1. The manual is not very good. Everything is there. The YouTube videos are much more useful. But that could be me.

2. I had some problems with the joint fitting so I switched to a Grizzly bit that I had purchased on eBay. After that it worked like a charm.

3. It needs a block so that one can consistently repeat each piece. Adding such a stop block would be simple to do. After all, nobody makes just one corner. One will always do at least 4 on each side.

4. The screw clamp is just ok. It is not good for anything over a few pieces. Too much hassle. I'm thinking that some sort of toggle clamp might be better here.
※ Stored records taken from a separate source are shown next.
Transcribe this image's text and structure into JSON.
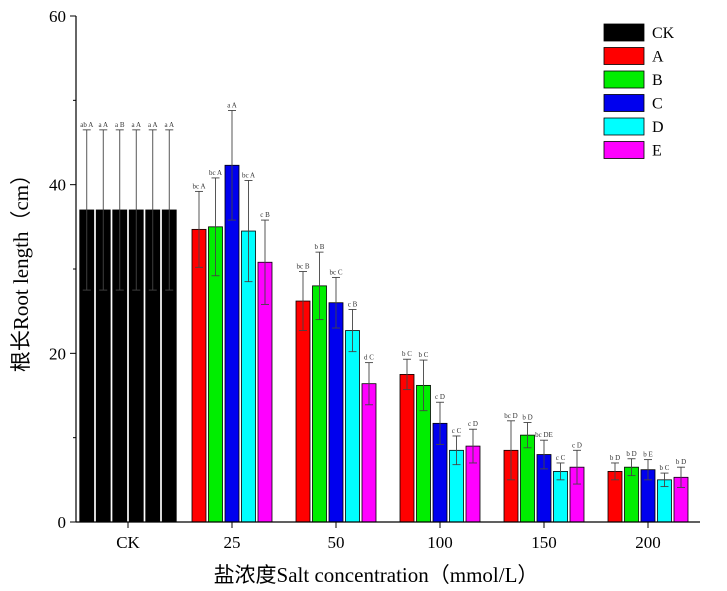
{
  "chart_data": {
    "type": "bar",
    "xlabel": "盐浓度Salt concentration（mmol/L）",
    "ylabel": "根长Root length（cm）",
    "ylim": [
      0,
      60
    ],
    "yticks": [
      0,
      20,
      40,
      60
    ],
    "legend_position": "top-right",
    "categories": [
      "CK",
      "25",
      "50",
      "100",
      "150",
      "200"
    ],
    "series": [
      {
        "name": "CK",
        "color": "#000000",
        "values": [
          37,
          null,
          null,
          null,
          null,
          null
        ],
        "errors": [
          9.5,
          null,
          null,
          null,
          null,
          null
        ],
        "labels": [
          "ab A",
          "",
          "",
          "",
          "",
          ""
        ]
      },
      {
        "name": "A",
        "color": "#ff0000",
        "values": [
          37,
          34.7,
          26.2,
          17.5,
          8.5,
          6
        ],
        "errors": [
          9.5,
          4.5,
          3.5,
          1.8,
          3.5,
          1.0
        ],
        "labels": [
          "a A",
          "bc A",
          "bc B",
          "b C",
          "bc D",
          "b D"
        ]
      },
      {
        "name": "B",
        "color": "#00ee00",
        "values": [
          37,
          35,
          28,
          16.2,
          10.3,
          6.5
        ],
        "errors": [
          9.5,
          5.8,
          4.0,
          3.0,
          1.5,
          1.0
        ],
        "labels": [
          "a B",
          "bc A",
          "b B",
          "b C",
          "b D",
          "b D"
        ]
      },
      {
        "name": "C",
        "color": "#0000ee",
        "values": [
          37,
          42.3,
          26,
          11.7,
          8,
          6.2
        ],
        "errors": [
          9.5,
          6.5,
          3.0,
          2.5,
          1.7,
          1.2
        ],
        "labels": [
          "a A",
          "a A",
          "bc C",
          "c D",
          "bc DE",
          "b E"
        ]
      },
      {
        "name": "D",
        "color": "#00ffff",
        "values": [
          37,
          34.5,
          22.7,
          8.5,
          6,
          5
        ],
        "errors": [
          9.5,
          6.0,
          2.5,
          1.7,
          1.0,
          0.8
        ],
        "labels": [
          "a A",
          "bc A",
          "c B",
          "c C",
          "c C",
          "b C"
        ]
      },
      {
        "name": "E",
        "color": "#ff00ff",
        "values": [
          37,
          30.8,
          16.4,
          9,
          6.5,
          5.3
        ],
        "errors": [
          9.5,
          5.0,
          2.5,
          2.0,
          2.0,
          1.2
        ],
        "labels": [
          "a A",
          "c B",
          "d C",
          "c D",
          "c D",
          "b D"
        ]
      }
    ]
  }
}
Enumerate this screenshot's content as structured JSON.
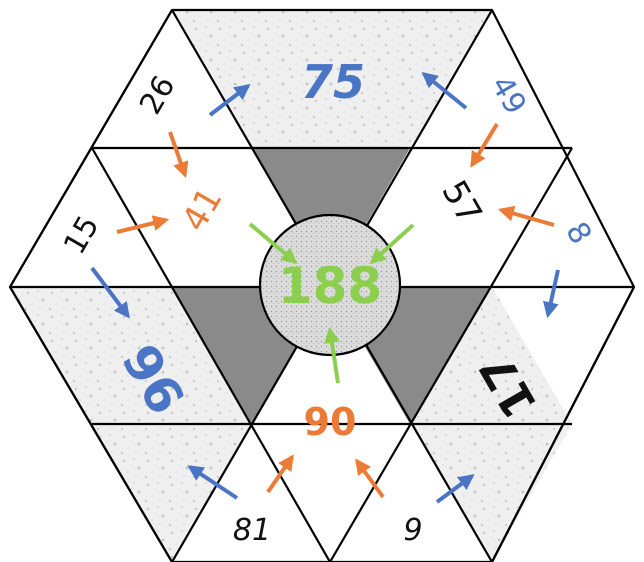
{
  "puzzle": {
    "center_value": "188",
    "numbers": {
      "top_left_outer": "26",
      "top_middle": "75",
      "top_right_outer": "49",
      "left_outer": "15",
      "upper_left_inner": "41",
      "upper_right_inner": "57",
      "right_outer": "8",
      "lower_left_big": "96",
      "lower_right_big": "17",
      "bottom_middle": "90",
      "bottom_left_outer": "81",
      "bottom_right_outer": "9"
    }
  },
  "colors": {
    "blue": "#4a74c4",
    "orange": "#ec7b35",
    "green": "#8ccf4f",
    "black": "#111111",
    "dark_gray": "#8a8a8a",
    "speckle_light": "#ececec",
    "center_fill": "#d9d9d9"
  }
}
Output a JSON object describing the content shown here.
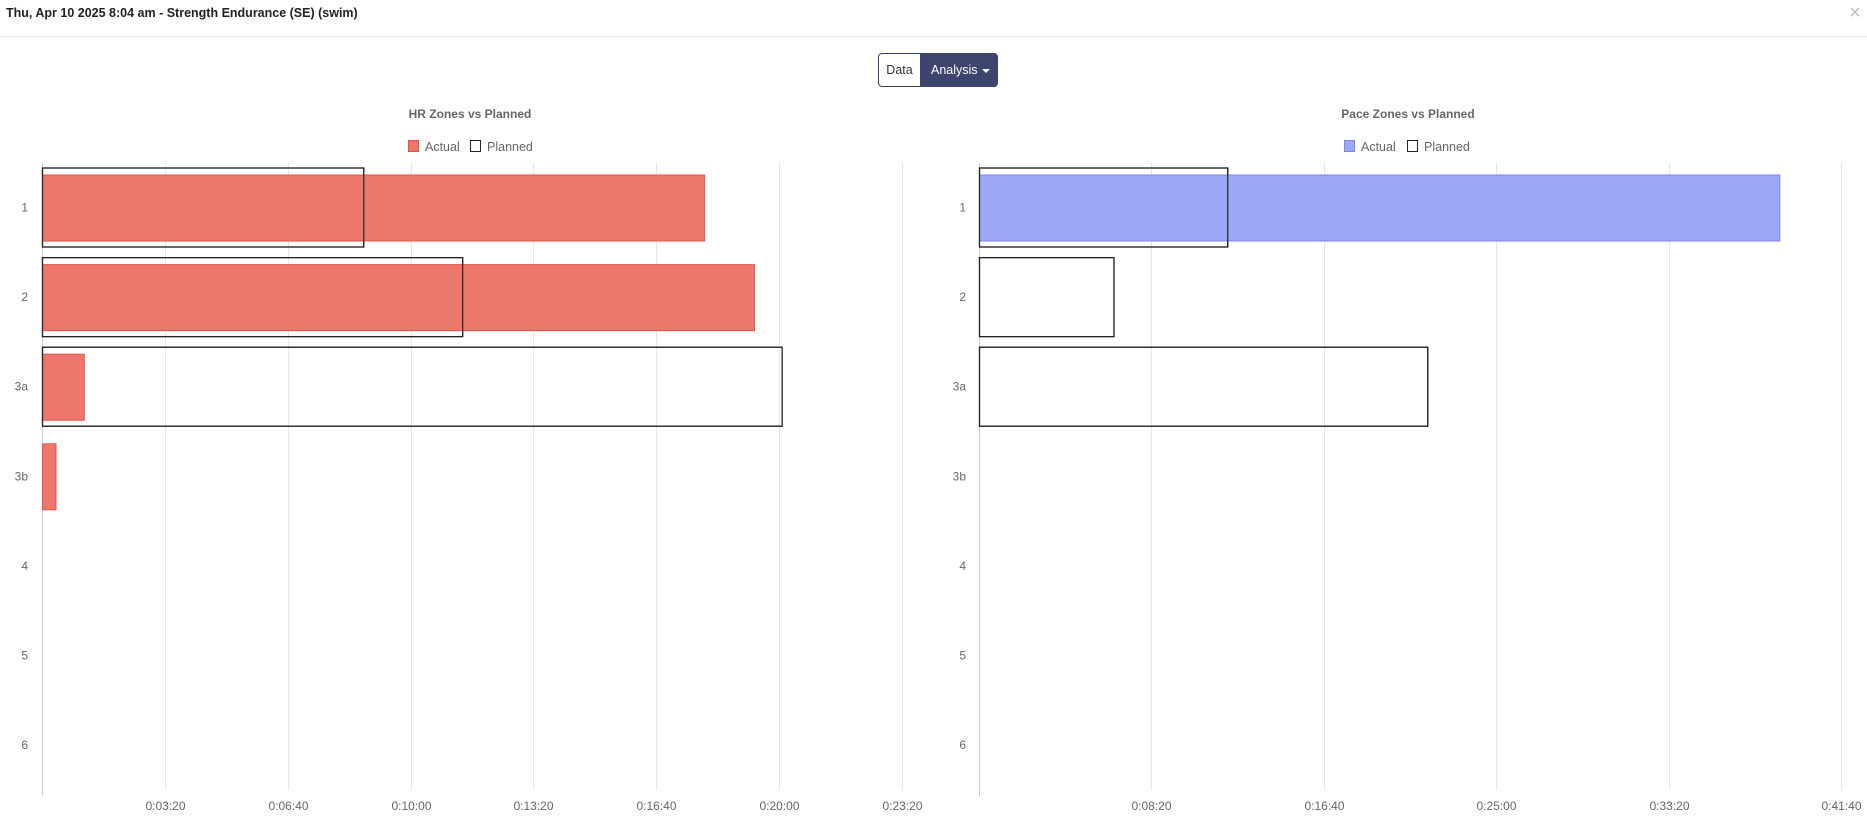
{
  "header": {
    "title": "Thu, Apr 10 2025 8:04 am - Strength Endurance (SE) (swim)",
    "close_glyph": "×"
  },
  "toggle": {
    "data_label": "Data",
    "analysis_label": "Analysis"
  },
  "chart_data": [
    {
      "type": "bar",
      "orientation": "horizontal",
      "title": "HR Zones vs Planned",
      "categories": [
        "1",
        "2",
        "3a",
        "3b",
        "4",
        "5",
        "6"
      ],
      "x_unit": "seconds",
      "xlim": [
        0,
        1400
      ],
      "x_ticks": [
        200,
        400,
        600,
        800,
        1000,
        1200,
        1400
      ],
      "x_tick_labels": [
        "0:03:20",
        "0:06:40",
        "0:10:00",
        "0:13:20",
        "0:16:40",
        "0:20:00",
        "0:23:20"
      ],
      "grid": true,
      "legend_position": "top",
      "series": [
        {
          "name": "Actual",
          "color": "#ee776d",
          "stroke": "#e05548",
          "filled": true,
          "values": [
            1078,
            1159,
            68,
            22,
            0,
            0,
            0
          ]
        },
        {
          "name": "Planned",
          "color": "#222222",
          "filled": false,
          "values": [
            523,
            684,
            1204,
            0,
            0,
            0,
            0
          ]
        }
      ]
    },
    {
      "type": "bar",
      "orientation": "horizontal",
      "title": "Pace Zones vs Planned",
      "categories": [
        "1",
        "2",
        "3a",
        "3b",
        "4",
        "5",
        "6"
      ],
      "x_unit": "seconds",
      "xlim": [
        0,
        2500
      ],
      "x_ticks": [
        500,
        1000,
        1500,
        2000,
        2500
      ],
      "x_tick_labels": [
        "0:08:20",
        "0:16:40",
        "0:25:00",
        "0:33:20",
        "0:41:40"
      ],
      "grid": true,
      "legend_position": "top",
      "series": [
        {
          "name": "Actual",
          "color": "#9ca8f5",
          "stroke": "#7a87e8",
          "filled": true,
          "values": [
            2321,
            0,
            0,
            0,
            0,
            0,
            0
          ]
        },
        {
          "name": "Planned",
          "color": "#222222",
          "filled": false,
          "values": [
            720,
            390,
            1300,
            0,
            0,
            0,
            0
          ]
        }
      ]
    }
  ]
}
5. Setting the bit height became intuitive. For a reference point I mounted a block of wood and then, eyeballing, set the bottom of the cutting area even with the bottom of the wood. That worked better for me than their scale. But that could also be me.


----------



## Dmeadows (Jun 28, 2011)

Thanks for the review, Collin.


----------



## Arcola60 (Jul 4, 2009)

I have one. I tweaked it here and there. Nothing major, just made sure it had no burrs, and everything was flat. I used precision tools to set the bit height, and fence height. My first test cut was dead on, no guess work. There are a few threads on the general EZ Pro dovetail jig on this forum. They were very helpful. It is not a high end dovetail fixture, but if set up precisely it can work well. What I liked about it was that not much time spent adjusting stops and depths. I did not get frustrated while setting up and using it.

Ellery Becnel


----------



## Nickp (Dec 4, 2012)

Thank you for the review...

I met with General (it's only a few blocks from my job) and complained about some of the same things with the original EZ...the clamps, the plastic, the bit...and they promised me the next version would be better and take care of those things and more.
It seemed to work fine handheld but would not stay consistent on the table...turned out to be the pressure exerted by the bit against the flimsy 1/4-20 screws for the clamps.
Once I made a few test cuts to see how it behaved I "adapted" to it and while I did have a few suggestions for them, I did make 14 drawers for the kitchen - some were double high. Once I got the hang of it it worked quite well. Not sure if they made the new one with at least 5/16 screws for the clamps...?

Nick


----------



## collinb (Sep 10, 2014)

After making several sets I have come up with one solution.
I located the precise position for a wood block so that all of the tail pieces are identical.
I marked the spot and use a small clamp to hold the block in place.
Now every corner is identical.


----------



## Arcola60 (Jul 4, 2009)

Thanks for the info. I have only used it handheld. I am in the process of setting up my table with multiple routers for dovetailing and minimal bit changes.


----------